Le 1er jour de la semaine, selon la tradition judéo-chrétienne, est un terrain miné où s’affrontent les positions les plus irréconciliables. Des positions qui s’affranchissent d’ailleurs des clivages politiques traditionnels (on trouvera au sein d’un même parti de très fervents partisans du travail le dimanche et des opposants tout aussi résolus). Les uns dénonçant la tentation d’une « société de consommation à outrance ». Les autres conspuant « un conservatisme » attentatoire à la liberté de commerce. Point de mesure, ni même de demi-mesure dans ce choc des contraires. Il faudrait donc trancher dans le vif et choisir entre deux caricatures : ou privilégier le consommateur-roi, ou protéger le droit inaliénable au repos dominical de chaque salarié (à l’exclusion notable de celui des 6,5 millions qui travaillent déjà le dimanche !).
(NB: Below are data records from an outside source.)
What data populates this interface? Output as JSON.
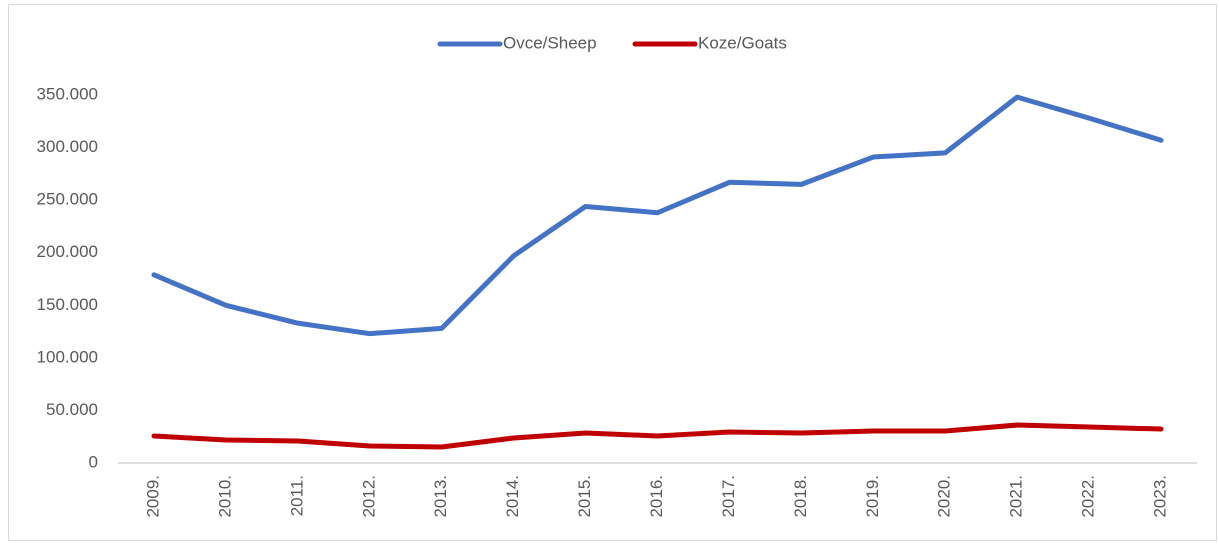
{
  "chart_data": {
    "type": "line",
    "categories": [
      "2009.",
      "2010.",
      "2011.",
      "2012.",
      "2013.",
      "2014.",
      "2015.",
      "2016.",
      "2017.",
      "2018.",
      "2019.",
      "2020.",
      "2021.",
      "2022.",
      "2023."
    ],
    "series": [
      {
        "name": "Ovce/Sheep",
        "color": "#4472c4",
        "values": [
          179000,
          150000,
          133000,
          123000,
          128000,
          197000,
          244000,
          238000,
          267000,
          265000,
          291000,
          295000,
          348000,
          328000,
          307000
        ]
      },
      {
        "name": "Koze/Goats",
        "color": "#c00000",
        "values": [
          25700,
          21900,
          20900,
          16200,
          15200,
          23800,
          28500,
          25700,
          29500,
          28500,
          30400,
          30400,
          36100,
          34200,
          32300
        ]
      }
    ],
    "ylim": [
      0,
      350000
    ],
    "yticks": [
      0,
      {
        "value": 50000,
        "label": "50.000"
      },
      {
        "value": 100000,
        "label": "100.000"
      },
      {
        "value": 150000,
        "label": "150.000"
      },
      {
        "value": 200000,
        "label": "200.000"
      },
      {
        "value": 250000,
        "label": "250.000"
      },
      {
        "value": 300000,
        "label": "300.000"
      },
      {
        "value": 350000,
        "label": "350.000"
      }
    ],
    "legend": "top",
    "grid": false
  }
}
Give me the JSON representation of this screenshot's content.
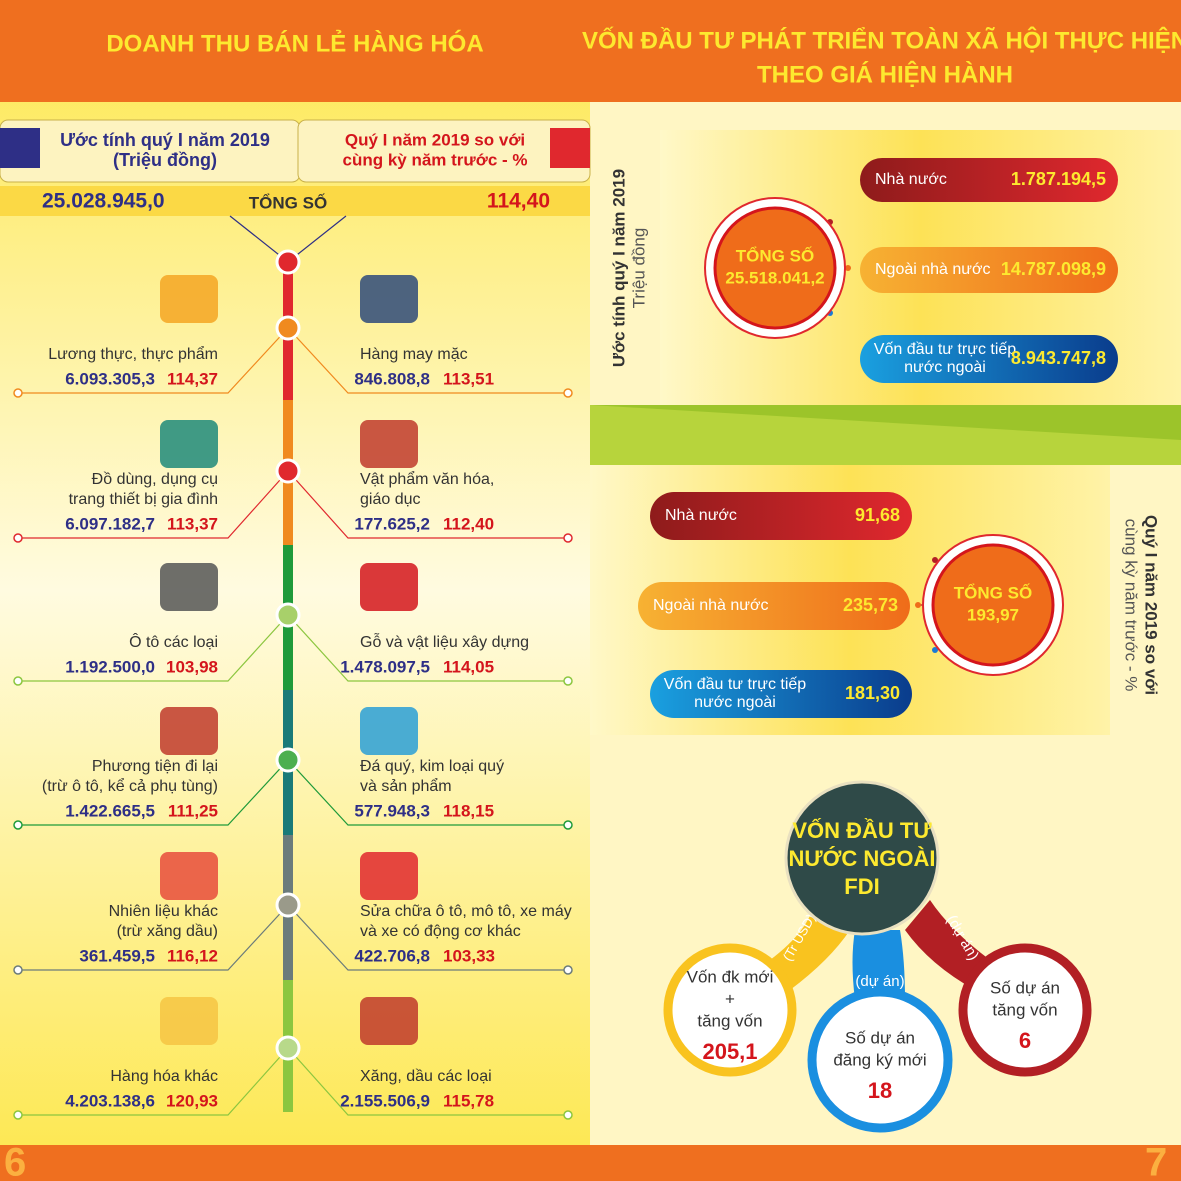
{
  "left": {
    "title": "DOANH THU BÁN LẺ HÀNG HÓA",
    "header_estimate": [
      "Ước tính quý I năm 2019",
      "(Triệu đồng)"
    ],
    "header_compare": [
      "Quý I năm 2019 so với",
      "cùng kỳ năm trước - %"
    ],
    "total": {
      "label": "TỔNG SỐ",
      "value": "25.028.945,0",
      "percent": "114,40"
    },
    "left_items": [
      {
        "name": [
          "Lương thực, thực phẩm"
        ],
        "value": "6.093.305,3",
        "percent": "114,37"
      },
      {
        "name": [
          "Đồ dùng, dụng cụ",
          "trang thiết bị gia đình"
        ],
        "value": "6.097.182,7",
        "percent": "113,37"
      },
      {
        "name": [
          "Ô tô các loại"
        ],
        "value": "1.192.500,0",
        "percent": "103,98"
      },
      {
        "name": [
          "Phương tiện đi lại",
          "(trừ ô tô, kể cả phụ tùng)"
        ],
        "value": "1.422.665,5",
        "percent": "111,25"
      },
      {
        "name": [
          "Nhiên liệu khác",
          "(trừ xăng dầu)"
        ],
        "value": "361.459,5",
        "percent": "116,12"
      },
      {
        "name": [
          "Hàng hóa khác"
        ],
        "value": "4.203.138,6",
        "percent": "120,93"
      }
    ],
    "right_items": [
      {
        "name": [
          "Hàng may mặc"
        ],
        "value": "846.808,8",
        "percent": "113,51"
      },
      {
        "name": [
          "Vật phẩm văn hóa,",
          "giáo dục"
        ],
        "value": "177.625,2",
        "percent": "112,40"
      },
      {
        "name": [
          "Gỗ và vật liệu xây dựng"
        ],
        "value": "1.478.097,5",
        "percent": "114,05"
      },
      {
        "name": [
          "Đá quý, kim loại quý",
          "và sản phẩm"
        ],
        "value": "577.948,3",
        "percent": "118,15"
      },
      {
        "name": [
          "Sửa chữa ô tô, mô tô, xe máy",
          "và xe có động cơ khác"
        ],
        "value": "422.706,8",
        "percent": "103,33"
      },
      {
        "name": [
          "Xăng, dầu các loại"
        ],
        "value": "2.155.506,9",
        "percent": "115,78"
      }
    ],
    "page_number": "6"
  },
  "right": {
    "title": [
      "VỐN ĐẦU TƯ PHÁT TRIỂN TOÀN XÃ HỘI THỰC HIỆN",
      "THEO GIÁ HIỆN HÀNH"
    ],
    "estimate": {
      "label": [
        "Ước tính quý I năm 2019",
        "Triệu đồng"
      ],
      "total": {
        "label": "TỔNG SỐ",
        "value": "25.518.041,2"
      },
      "items": [
        {
          "name": [
            "Nhà nước"
          ],
          "value": "1.787.194,5"
        },
        {
          "name": [
            "Ngoài nhà nước"
          ],
          "value": "14.787.098,9"
        },
        {
          "name": [
            "Vốn đầu tư trực tiếp",
            "nước ngoài"
          ],
          "value": "8.943.747,8"
        }
      ]
    },
    "compare": {
      "label": [
        "Quý I năm 2019 so với",
        "cùng kỳ năm trước - %"
      ],
      "total": {
        "label": "TỔNG SỐ",
        "value": "193,97"
      },
      "items": [
        {
          "name": [
            "Nhà nước"
          ],
          "value": "91,68"
        },
        {
          "name": [
            "Ngoài nhà nước"
          ],
          "value": "235,73"
        },
        {
          "name": [
            "Vốn đầu tư trực tiếp",
            "nước ngoài"
          ],
          "value": "181,30"
        }
      ]
    },
    "fdi": {
      "title": [
        "VỐN ĐẦU TƯ",
        "NƯỚC NGOÀI",
        "FDI"
      ],
      "items": [
        {
          "name": [
            "Vốn đk mới",
            "+",
            "tăng vốn"
          ],
          "unit": "(Tr USD)",
          "value": "205,1"
        },
        {
          "name": [
            "Số dự án",
            "đăng ký mới"
          ],
          "unit": "(dự án)",
          "value": "18"
        },
        {
          "name": [
            "Số dự án",
            "tăng vốn"
          ],
          "unit": "(dự án)",
          "value": "6"
        }
      ]
    },
    "page_number": "7"
  }
}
Je ne peux me résoudre à un tel simulacre de débat qui mérite, avant tout, un peu de bon sens.

Je ne suis pas une défenseure acharnée de l’ouverture des magasins le dimanche. Je crois même à l’importance fondamentale d’un jour chômé commun, à une respiration collective qui permet de se consacrer à sa famille et de s’adonner à ses loisirs favoris. Un temps sanctuarisé où la consommation n’interfère pas. Je ne suis donc absolument pas favorable à une remise en cause globale de la fermeture des magasins le dimanche. D’ailleurs, dans la plupart des villes de France, une telle décision constituerait un contresens économique.

Mais, à l’inverse, je reconnais qu’il est parfaitement absurde de fermer les magasins le dimanche dans des zones extrêmement touristiques. Paris accueille chaque année 20 millions de touristes étrangers qui partent le samedi soir faire la fortune des commerçants londoniens. Le manque à gagner pour les enseignes est abyssal. Sans parler de la perte nette d’emplois que cela engendre (de l’ordre de 20 000 équivalents temps plein en France, selon l’Union du Grand Commerce de Centre-Ville) dans un pays aux 5,5 millions de chômeurs.

Certes, la loi Maillé de 2009 a tenté d’apporter une réponse en instaurant un régime dérogatoire. En ce qui concerne Paris, 650 magasins non alimentaires répartis dans 7 zones d’intérêt touristique (rue de Rivoli, place des Vosges et rue des Francs-Bourgeois, rue d’Arcole et Île de la Cité, boulevard Saint-Germain, Champs Elysées, viaduc des Arts, Butte Montmartre) peuvent ouvrir le dimanche. Une 1ère réponse nécessaire mais encore insuffisante. La dérogation s’applique de façon trop rigide et restrictive, au point de créer des injustices au sein d’un même quartier. Il est donc temps de remettre à plat le dispositif dans son ensemble, et de veiller à ce que chacun y trouve son compte.

Il faut d’une part élargir les zones pour éviter, comme c’est le cas actuellement dans le Marais, que les règles changent d’une rue à l’autre sans raison apparente, et d’autre part en créer de nouvelles dans les espaces à très forte densité commerciale (les Grands Boulevards, le Palais des Congrès, ou encore Beaugrenelle), tout en veillant absolument à ce que le libre choix des salariés soit respecté et que les rémunérations soient doublées (sur le modèle des périmètres d’usage commercial de consommation exceptionnel), ce qui n’est actuellement pas le cas dans les zones touristiques. Il faut, en somme, instaurer un système « gagnant-gagnant ». Et le faire là et seulement là où la situation l’exige.